El Mundo

Otro asesinato político sacude a Río de Janeiro

Martes 10 de Abril de 2018

Un líder comunitario de una favela de Río de Janeiro fue asesinado a balazos, en un homicidio que según la policía podría tener vinculaciones con el caso de la concejal y activista social Marielle Franco, ultimada el mes pasado.

Se trata de Carlos Alexandre Pereira, de 37 años, colaborador del concejal Marcelo Siciliano, quien la semana pasada declaró ante la policía durante tres horas en la investigación sobre el asesinato de Franco y su chofer, Anderson Gomes, el 14 de marzo pasado. El cadáver de Pereira fue encontrado con marcas de disparos dentro de su automóvil en la zona oeste, en el barrio de Jacarepaguá, uno de los lugares dominados por las milicias parapoliciales que disputan negocios con los narcotraficantes en las favelas.

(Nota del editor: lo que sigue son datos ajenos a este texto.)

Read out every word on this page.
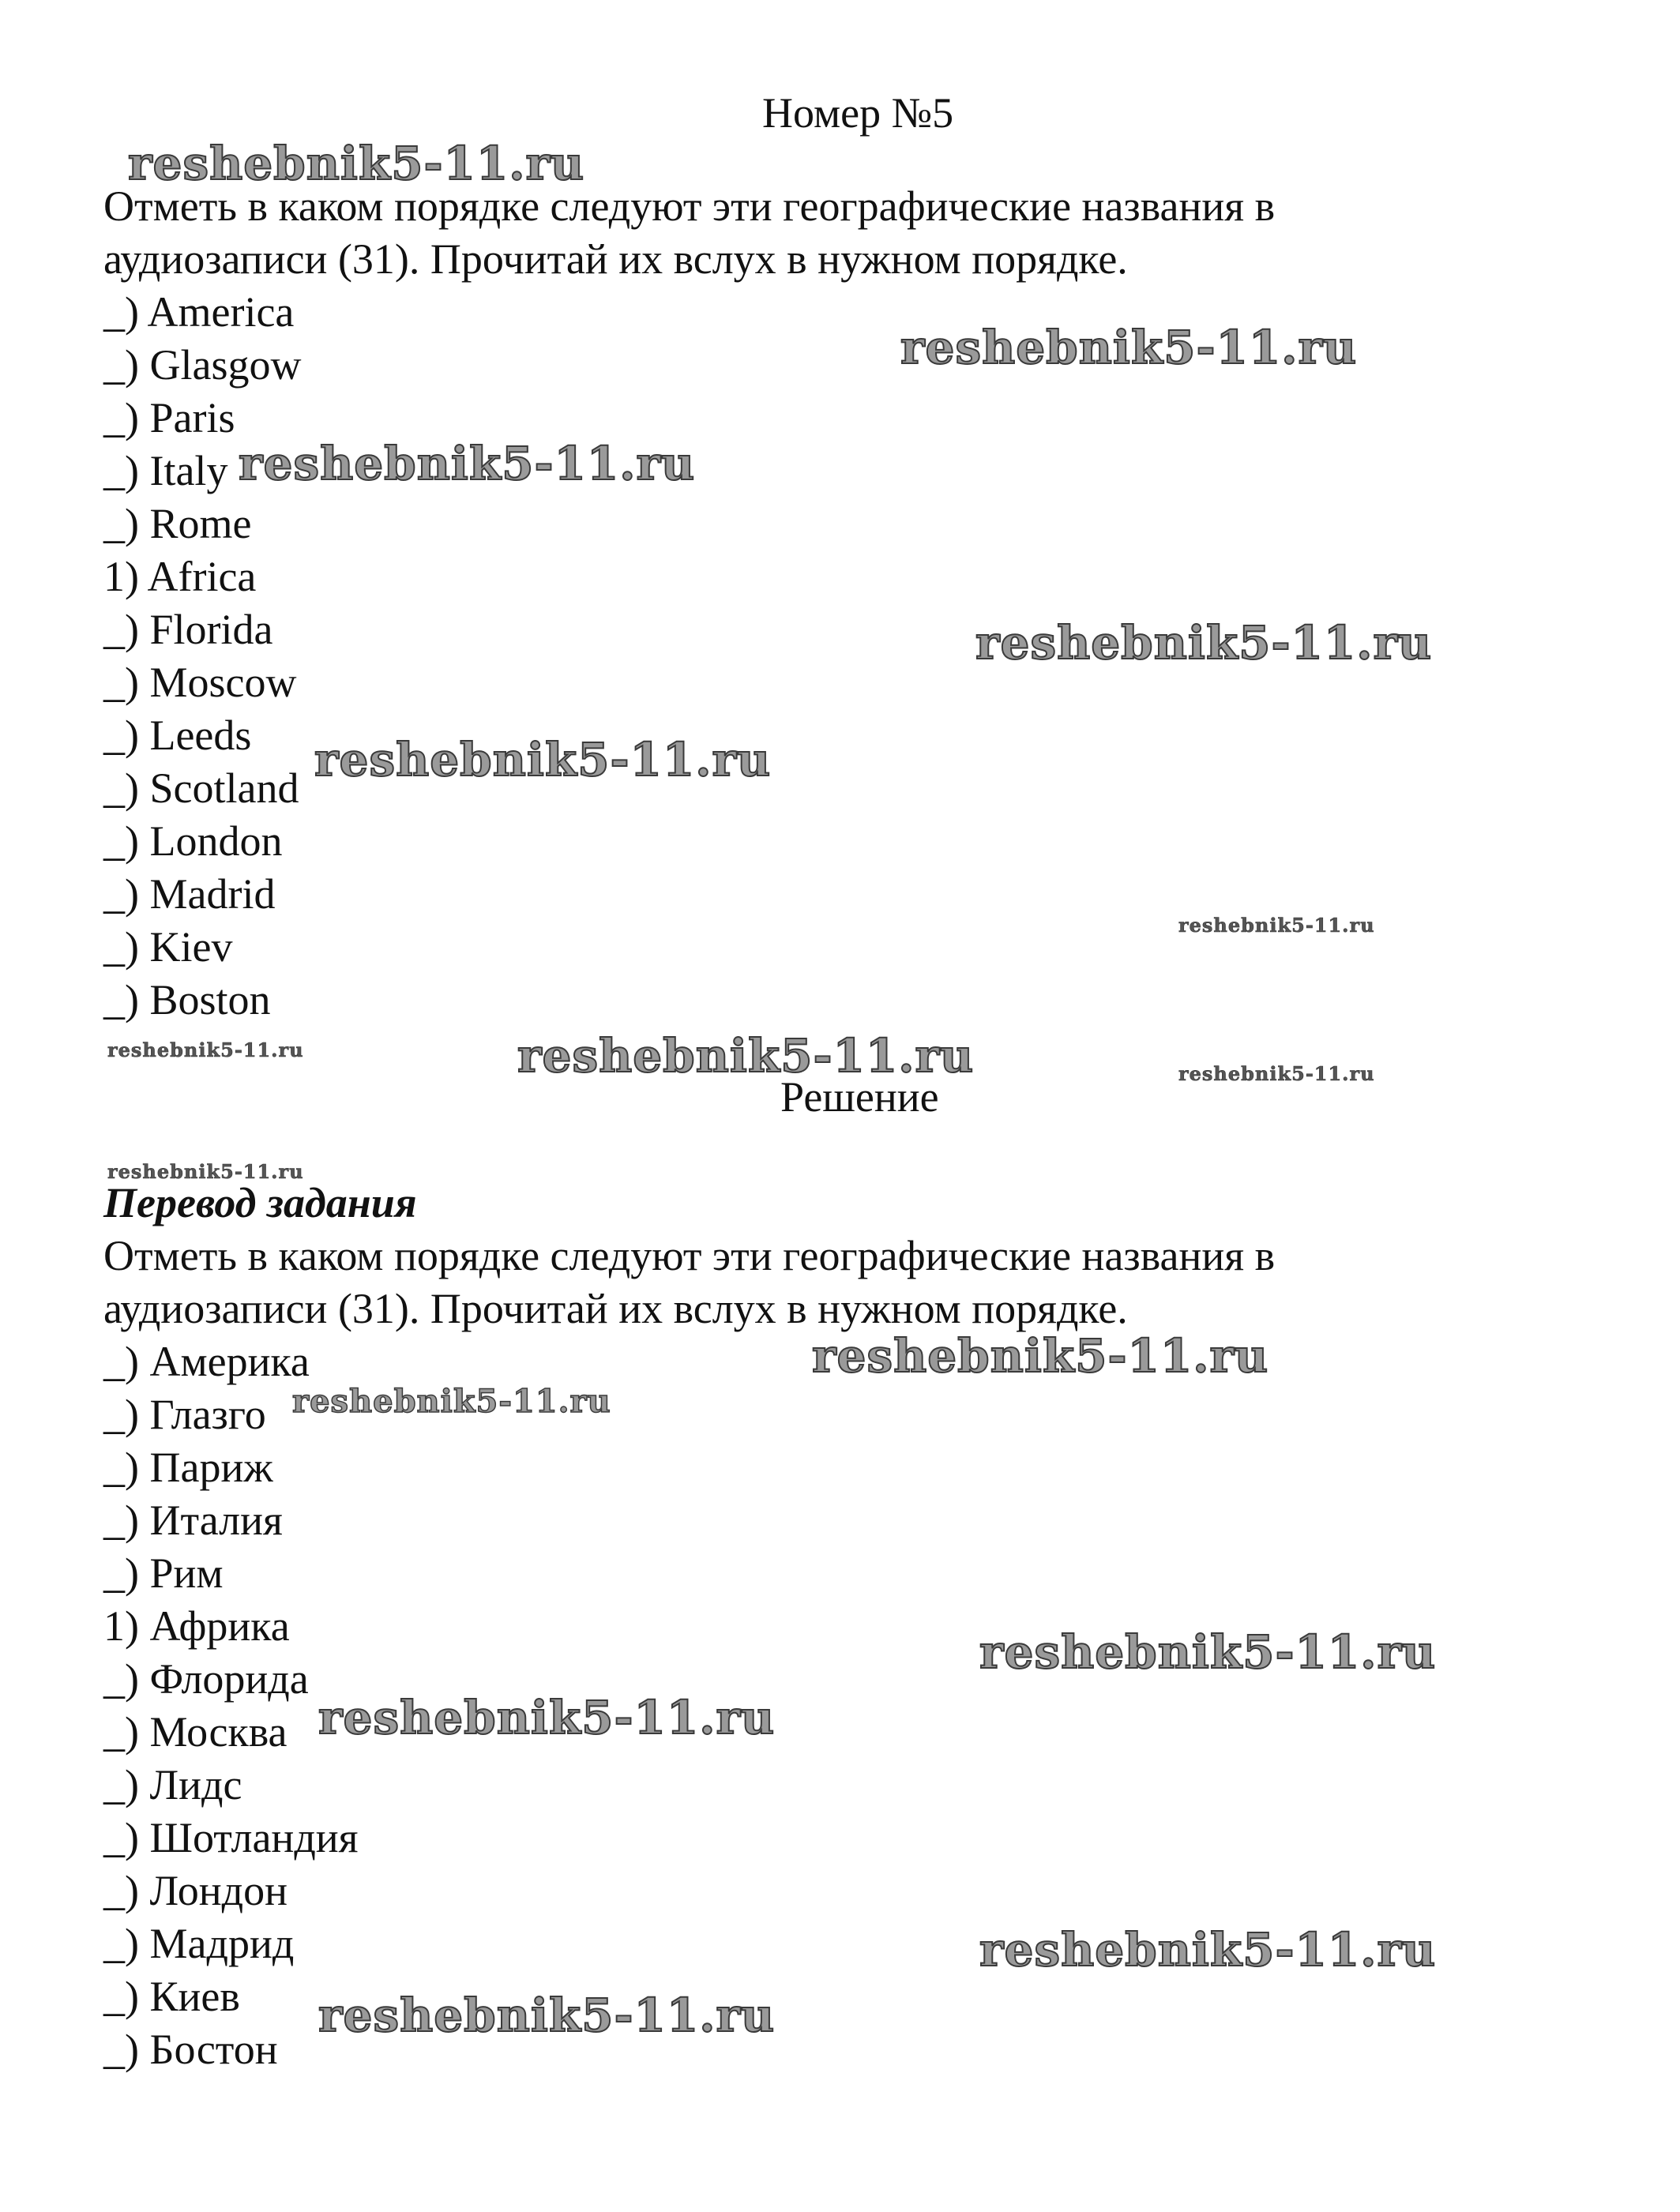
Номер №5
Отметь в каком порядке следуют эти географические названия в
аудиозаписи (31). Прочитай их вслух в нужном порядке.
_) America
_) Glasgow
_) Paris
_) Italy
_) Rome
1) Africa
_) Florida
_) Moscow
_) Leeds
_) Scotland
_) London
_) Madrid
_) Kiev
_) Boston
Решение
Перевод задания
Отметь в каком порядке следуют эти географические названия в
аудиозаписи (31). Прочитай их вслух в нужном порядке.
_) Америка
_) Глазго
_) Париж
_) Италия
_) Рим
1) Африка
_) Флорида
_) Москва
_) Лидс
_) Шотландия
_) Лондон
_) Мадрид
_) Киев
_) Бостон
reshebnik5-11.ru
reshebnik5-11.ru
reshebnik5-11.ru
reshebnik5-11.ru
reshebnik5-11.ru
reshebnik5-11.ru
reshebnik5-11.ru	reshebnik5-11.ru	reshebnik5-11.ru
reshebnik5-11.ru
reshebnik5-11.ru
reshebnik5-11.ru
reshebnik5-11.ru
reshebnik5-11.ru
reshebnik5-11.ru
reshebnik5-11.ru
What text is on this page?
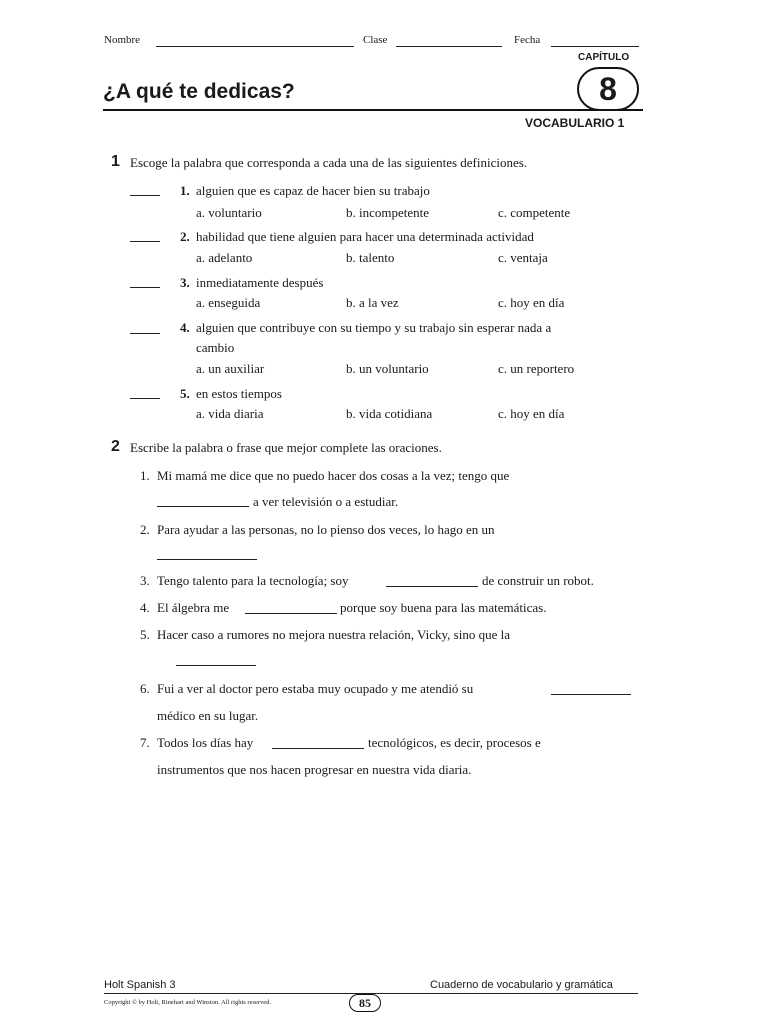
Nombre	Clase	Fecha
CAPÍTULO
8
¿A qué te dedicas?
VOCABULARIO 1
1 Escoge la palabra que corresponda a cada una de las siguientes definiciones.
1. alguien que es capaz de hacer bien su trabajo
a. voluntario	b. incompetente	c. competente
2. habilidad que tiene alguien para hacer una determinada actividad
a. adelanto	b. talento	c. ventaja
3. inmediatamente después
a. enseguida	b. a la vez	c. hoy en día
4. alguien que contribuye con su tiempo y su trabajo sin esperar nada a
cambio
a. un auxiliar	b. un voluntario	c. un reportero
5. en estos tiempos
a. vida diaria	b. vida cotidiana	c. hoy en día
2 Escribe la palabra o frase que mejor complete las oraciones.
1. Mi mamá me dice que no puedo hacer dos cosas a la vez; tengo que
a ver televisión o a estudiar.
2. Para ayudar a las personas, no lo pienso dos veces, lo hago en un
3. Tengo talento para la tecnología; soy	de construir un robot.
4. El álgebra me	porque soy buena para las matemáticas.
5. Hacer caso a rumores no mejora nuestra relación, Vicky, sino que la
6. Fui a ver al doctor pero estaba muy ocupado y me atendió su
médico en su lugar.
7. Todos los días hay	tecnológicos, es decir, procesos e
instrumentos que nos hacen progresar en nuestra vida diaria.
Holt Spanish 3	Cuaderno de vocabulario y gramática
Copyright © by Holt, Rinehart and Winston. All rights reserved.	85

Uno de los asesinos, antes de disparar, gritó, de acuerdo al relato de testigos: "Tenemos que cerrarle la boca". Se sospecha que el asesinato es un mensaje mafioso hacia los que declaren en la investigación del homicidio de Franco, dirigente del Partido Socialismo y Libertad que denunciaba a la mafia policial y era contraria a la intervención del ejército que rige desde febrero en el estado de Río de Janeiro. Pereira actuaba siempre con un chaleco con el nombre del concejal Siciliano en las comunidades. Era el nexo de los problemas de las favelas de la zona oeste con el concejal del Partido Humanista Social, según la prensa carioca. El interventor militar de Río de Janeiro, general Walter Braga Netto, afirmó que hubo "avances significativos" en la investigación del homicidio de Franco.

Pero a más de tres semanas después del brutal asesinato de la concejala y activista negra Marielle Franco, las autoridades no han dado ninguna pista cierta y concreta, señalan desde las organizaciones sociales. Hasta el momento no hay detenidos ni autores públicamente identificados. Las investigaciones, a cargo de la Policía Civil de Río, transcurren bajo estricto secreto de sumario.

Marielle Franco murió de cuatro tiros en la cabeza la noche del 14 de marzo en pleno centro de Río, cuando regresaba en su auto de participar en un evento de mujeres negras. Su chofer también fue muerto. El auto tenía vidrios polarizados, pero los sicarios no erraron. "Sabemos que este no es un crimen fácil y que las autoridades no pueden divulgar ciertos detalles para no poner en riesgo la investigación, pero estamos muy preocupados de que no haya ninguna respuesta", había advertido hace una semana Ignacio Cano, experto en violencia de la Universidad del Estado de Río de Janeiro (UERJ),quien recordó que un 92 por ciento de los homicidios en Río quedan impunes.